Reeleito em 1924 e 1927, integrou a Comissão de Marinha e Guerra, bem como a Comissão de Diplomacia e Tratados. Novamente eleito para a legislatura iniciada em maio de 1930, teve seu nome incluído na lista de "depurados" (não reconhecidos) produzida pela Comissão de Verificação de Poderes da Câmara, que incluiu os integrantes da Aliança Liberal, bem como quem apoiou o movimento revolucionário contra o governo Washington Luís.
Afastado da esfera política, mantinha as atividades de jornalista, literato e professor. Em outubro de 1943, publicou o Manifesto dos Mineiros, obra que foi um dos 92 signatários do documento que defendia o fim da ditadura do Estado Novo, entre 1937 e 1945, e a redemocratização do país.

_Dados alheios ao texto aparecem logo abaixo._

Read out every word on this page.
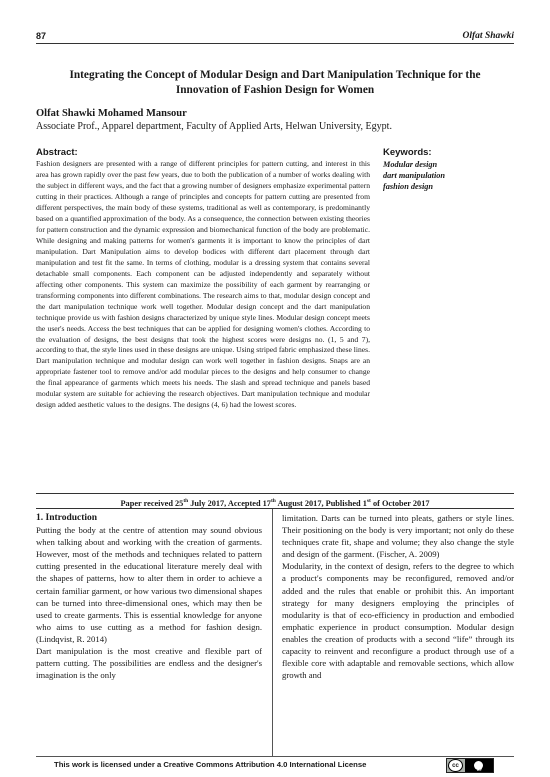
87	Olfat Shawki
Integrating the Concept of Modular Design and Dart Manipulation Technique for the Innovation of Fashion Design for Women
Olfat Shawki Mohamed Mansour
Associate Prof., Apparel department, Faculty of Applied Arts, Helwan University, Egypt.
Abstract:
Fashion designers are presented with a range of different principles for pattern cutting, and interest in this area has grown rapidly over the past few years, due to both the publication of a number of works dealing with the subject in different ways, and the fact that a growing number of designers emphasize experimental pattern cutting in their practices. Although a range of principles and concepts for pattern cutting are presented from different perspectives, the main body of these systems, traditional as well as contemporary, is predominantly based on a quantified approximation of the body. As a consequence, the connection between existing theories for pattern construction and the dynamic expression and biomechanical function of the body are problematic. While designing and making patterns for women's garments it is important to know the principles of dart manipulation. Dart Manipulation aims to develop bodices with different dart placement through dart manipulation and test fit the same. In terms of clothing, modular is a dressing system that contains several detachable small components. Each component can be adjusted independently and separately without affecting other components. This system can maximize the possibility of each garment by rearranging or transforming components into different combinations. The research aims to that, modular design concept and the dart manipulation technique work well together. Modular design concept and the dart manipulation technique provide us with fashion designs characterized by unique style lines. Modular design concept meets the user's needs. Access the best techniques that can be applied for designing women's clothes. According to the evaluation of designs, the best designs that took the highest scores were designs no. (1, 5 and 7), according to that, the style lines used in these designs are unique. Using striped fabric emphasized these lines. Dart manipulation technique and modular design can work well together in fashion designs. Snaps are an appropriate fastener tool to remove and/or add modular pieces to the designs and help consumer to change the final appearance of garments which meets his needs. The slash and spread technique and panels based modular system are suitable for achieving the research objectives. Dart manipulation technique and modular design added aesthetic values to the designs. The designs (4, 6) had the lowest scores.
Keywords:
Modular design
dart manipulation
fashion design
Paper received 25th July 2017, Accepted 17th August 2017, Published 1st of October 2017
1. Introduction

Putting the body at the centre of attention may sound obvious when talking about and working with the creation of garments. However, most of the methods and techniques related to pattern cutting presented in the educational literature merely deal with the shapes of patterns, how to alter them in order to achieve a certain familiar garment, or how various two dimensional shapes can be turned into three-dimensional ones, which may then be used to create garments. This is essential knowledge for anyone who aims to use cutting as a method for fashion design. (Lindqvist, R. 2014)

Dart manipulation is the most creative and flexible part of pattern cutting. The possibilities are endless and the designer's imagination is the only

limitation. Darts can be turned into pleats, gathers or style lines. Their positioning on the body is very important; not only do these techniques crate fit, shape and volume; they also change the style and design of the garment. (Fischer, A. 2009)

Modularity, in the context of design, refers to the degree to which a product's components may be reconfigured, removed and/or added and the rules that enable or prohibit this. An important strategy for many designers employing the principles of modularity is that of eco-efficiency in production and embodied emphatic experience in product consumption. Modular design enables the creation of products with a second “life” through its capacity to reinvent and reconfigure a product through use of a flexible core with adaptable and removable sections, which allow growth and

This work is licensed under a Creative Commons Attribution 4.0 International License	cc
BY
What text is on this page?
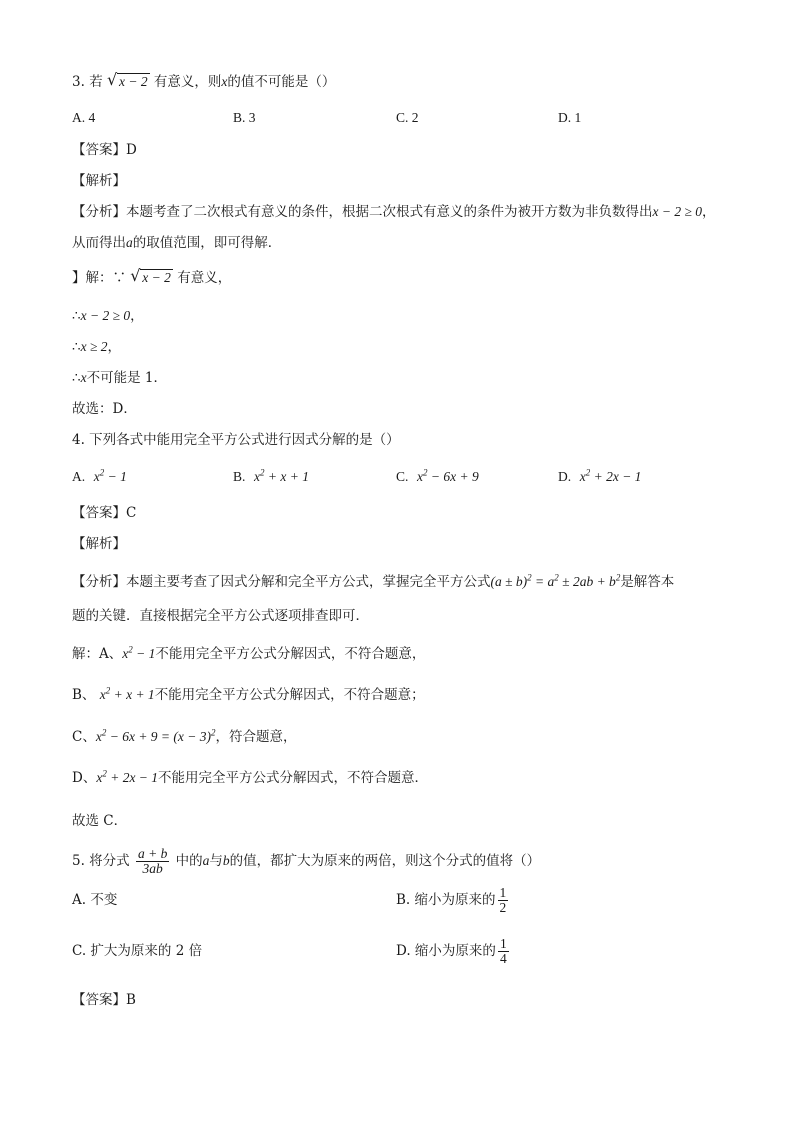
3. 若 √ x − 2 有意义，则x的值不可能是（）
A. 4	B. 3	C. 2	D. 1
【答案】D
【解析】
【分析】本题考查了二次根式有意义的条件，根据二次根式有意义的条件为被开方数为非负数得出x − 2 ≥ 0，
从而得出a的取值范围，即可得解．
】解：∵ √ x − 2 有意义，
∴x − 2 ≥ 0，
∴x ≥ 2，
∴x不可能是 1．
故选：D．
4. 下列各式中能用完全平方公式进行因式分解的是（）
A. $x^2 - 1$	B. $x^2 + x + 1$	C. $x^2 - 6x + 9$	D. $x^2 + 2x - 1$
【答案】C
【解析】
【分析】本题主要考查了因式分解和完全平方公式，掌握完全平方公式$(a \pm b)^2 = a^2 \pm 2ab + b^2$是解答本
题的关键．直接根据完全平方公式逐项排查即可．
解：A、$x^2 - 1$不能用完全平方公式分解因式，不符合题意，
B、 $x^2 + x + 1$不能用完全平方公式分解因式，不符合题意；
C、$x^2 - 6x + 9 = (x - 3)^2$，符合题意，
D、$x^2 + 2x - 1$不能用完全平方公式分解因式，不符合题意．
故选 C．
5. 将分式 $\frac{a + b}{3ab}$ 中的a与b的值，都扩大为原来的两倍，则这个分式的值将（）
A. 不变	B. 缩小为原来的 $\frac{1}{2}$
C. 扩大为原来的 2 倍	D. 缩小为原来的 $\frac{1}{4}$
【答案】B
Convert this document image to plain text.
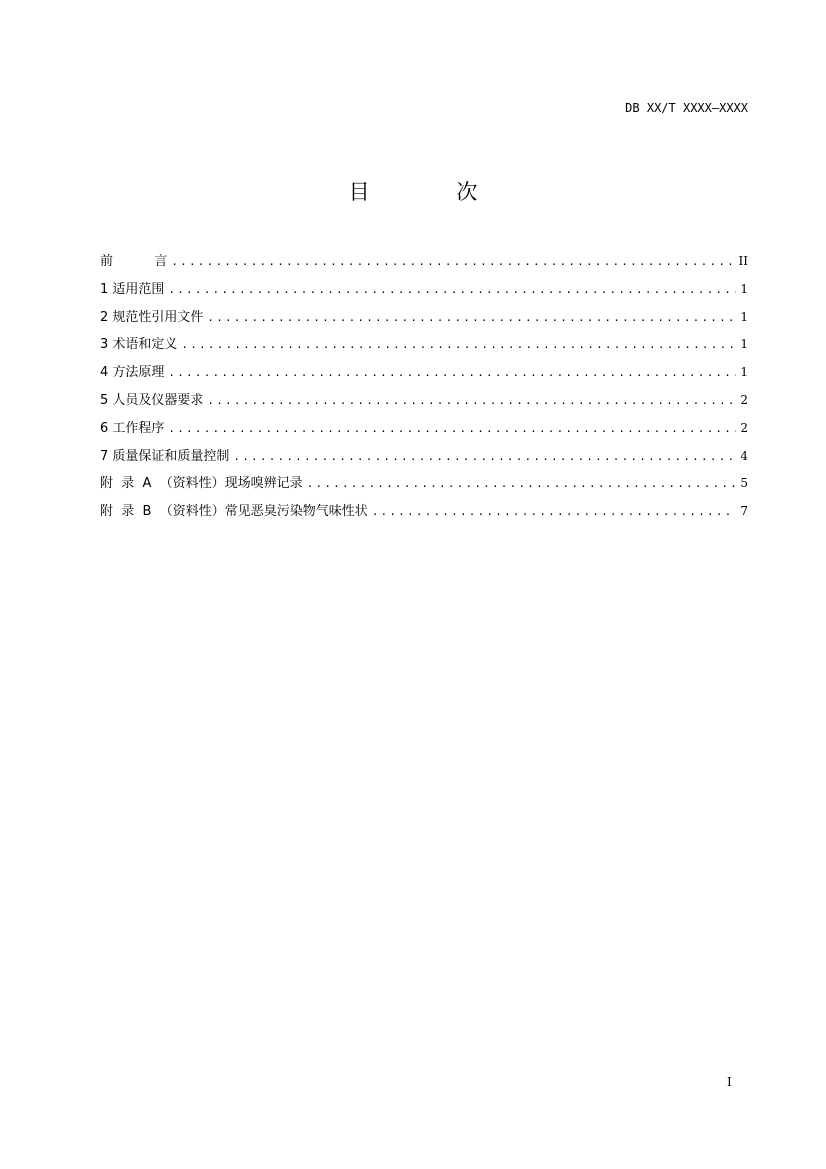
DB XX/T XXXX—XXXX
目 次
前          言 .....	II
1 适用范围 .....	1
2 规范性引用文件 .....	1
3 术语和定义 .....	1
4 方法原理 .....	1
5 人员及仪器要求 .....	2
6 工作程序 .....	2
7 质量保证和质量控制 .....	4
附  录  A  （资料性）现场嗅辨记录 .....	5
附  录  B  （资料性）常见恶臭污染物气味性状 .....	7
I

Ao longo de sua trajetória profissional, foi ainda presidente do Conselho Superior de Instrução Pública de Minas Gerais e colaborou nos jornais Estado de Minas, O Belo Horizonte, A Província e Diário de Minas. Membro de reconhecidas instituições políticas e culturais no Brasil, foi sócio efetivo e benemérito do Instituto Histórico e Geográfico Brasileiro (IHGB), integrou os quadros do Instituto Arqueológico de Recife, do Instituto Histórico e Geográfico Paraibano e da Academia de Letras de Pernambuco.

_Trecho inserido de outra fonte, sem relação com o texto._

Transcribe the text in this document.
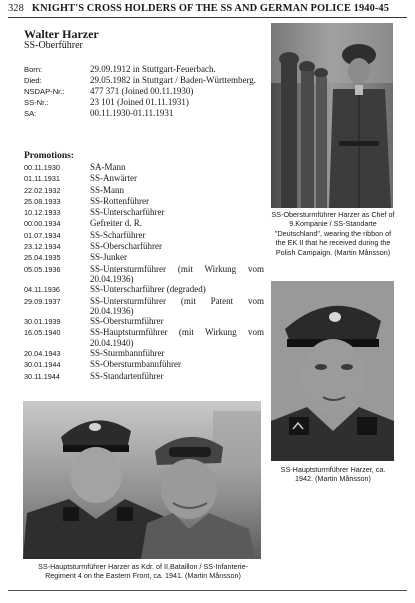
328 KNIGHT'S CROSS HOLDERS OF THE SS AND GERMAN POLICE 1940-45
Walter Harzer
SS-Oberführer
Born:	29.09.1912 in Stuttgart-Feuerbach.
Died:	29.05.1982 in Stuttgart / Baden-Württemberg.
NSDAP-Nr.:	477 371 (Joined 00.11.1930)
SS-Nr.:	23 101 (Joined 01.11.1931)
SA:	00.11.1930-01.11.1931
Promotions:
00.11.1930	SA-Mann
01.11.1931	SS-Anwärter
22.02.1932	SS-Mann
25.08.1933	SS-Rottenführer
10.12.1933	SS-Unterscharführer
00.00.1934	Gefreiter d. R.
01.07.1934	SS-Scharführer
23.12.1934	SS-Oberscharführer
25.04.1935	SS-Junker
05.05.1936	SS-Untersturmführer (mit Wirkung vom 20.04.1936)
04.11.1936	SS-Unterscharführer (degraded)
29.09.1937	SS-Untersturmführer (mit Patent vom 20.04.1936)
30.01.1939	SS-Obersturmführer
16.05.1940	SS-Hauptsturmführer (mit Wirkung vom 20.04.1940)
20.04.1943	SS-Sturmbannführer
30.01.1944	SS-Obersturmbannführer
30.11.1944	SS-Standartenführer
SS-Obersturmführer Harzer as Chef of 9.Kompanie / SS-Standarte "Deutschland", wearing the ribbon of the EK II that he received during the Polish Campaign. (Martin Månsson)
SS-Hauptsturmführer Harzer, ca. 1942. (Martin Månsson)
SS-Hauptsturmführer Harzer as Kdr. of II.Bataillon / SS-Infanterie-Regiment 4 on the Eastern Front, ca. 1941. (Martin Månsson)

No exterior, participou da Academia Colombiana de Jurisprudência, do Centro de Periodistas de Santiago do Chile e da Academia Nacional de História, na Venezuela. Entre as diversas condecorações que recebeu, ressaltam os títulos de professor Honoris Causa, concedidos pela Faculdade de Filosofia do Rio de Janeiro e pelo Instituto Americanista da Universidade de Vurzburg, na Alemanha.

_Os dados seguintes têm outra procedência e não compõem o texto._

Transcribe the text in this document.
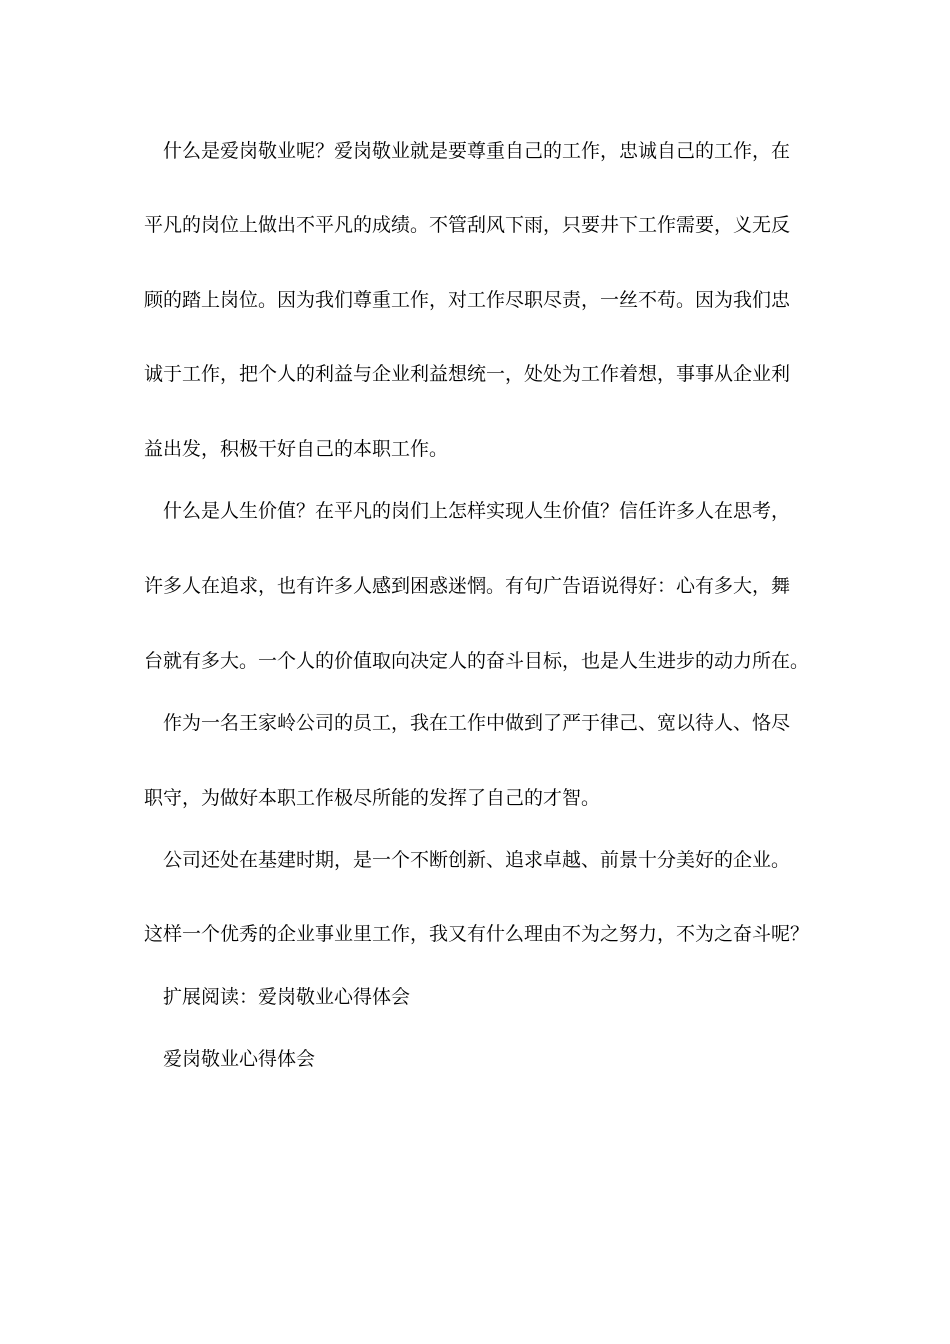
什么是爱岗敬业呢？爱岗敬业就是要尊重自己的工作，忠诚自己的工作，在
平凡的岗位上做出不平凡的成绩。不管刮风下雨，只要井下工作需要，义无反
顾的踏上岗位。因为我们尊重工作，对工作尽职尽责，一丝不苟。因为我们忠
诚于工作，把个人的利益与企业利益想统一，处处为工作着想，事事从企业利
益出发，积极干好自己的本职工作。
什么是人生价值？在平凡的岗们上怎样实现人生价值？信任许多人在思考，
许多人在追求，也有许多人感到困惑迷惘。有句广告语说得好：心有多大，舞
台就有多大。一个人的价值取向决定人的奋斗目标，也是人生进步的动力所在。
作为一名王家岭公司的员工，我在工作中做到了严于律己、宽以待人、恪尽
职守，为做好本职工作极尽所能的发挥了自己的才智。
公司还处在基建时期，是一个不断创新、追求卓越、前景十分美好的企业。
这样一个优秀的企业事业里工作，我又有什么理由不为之努力，不为之奋斗呢？
扩展阅读：爱岗敬业心得体会
爱岗敬业心得体会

Com uma vasta obra publicada, além de numerosos artigos em revistas e jornais, e de discursos e conferências em livretos, publicou Memória histórica e descritiva da cidade e município do Serro, em Ouro Preto pela Tip. Ferreira Lopes, em 1895; Páginas tímidas, um livro de contos e escritos pela Tip. Silva Cabral, em 1896; Contos sertanejos, um livro de lendas e fragmentos, Porto, Portugal, em 1903; Serranos ilustres, esboços biográficos, 2ª ed. Belo Horizonte, de 1905; A idade da pedra no Brasil, Belo Horizonte, Tip. Beltrão, de 1905; O rio Doce, Belo Horizonte, de 1905; Bacia do rio Doce, Belo Horizonte, Imprensa Oficial, 1906; Notas e crônicas, São Paulo, Tip. A. Campos, de 1907; Os índios no Brasil, pela Imprensa Oficial, Belo Horizonte, em 1908; Contribuições para um futuro mapa do estado de Minas Gerais, de 1910; Contribuição etnográfica dos padres da Companhia de Jesus e dos cronistas leigos dos primeiros séculos da história da pátria, Rio de Janeiro, Imprensa Nacional, em 1914; Geografia do Brasil, Rio de Janeiro, Pimenta e Melo e Cia., em 1922; Alguns estudos brasileiros – I série, Belo Horizonte, em 1927 e Africanos no Brasil, em 1938.
Nelson de Senna assinava seus trabalhos com seu nome próprio, e ainda com os pseudônimos Annes Selnon, Ennius de Hesse, Nessuno, Paulo de Cotegipe e Pelayo Serrano. O professor Nelson faleceu em Belo Horizonte, no dia 2 de junho de 1952.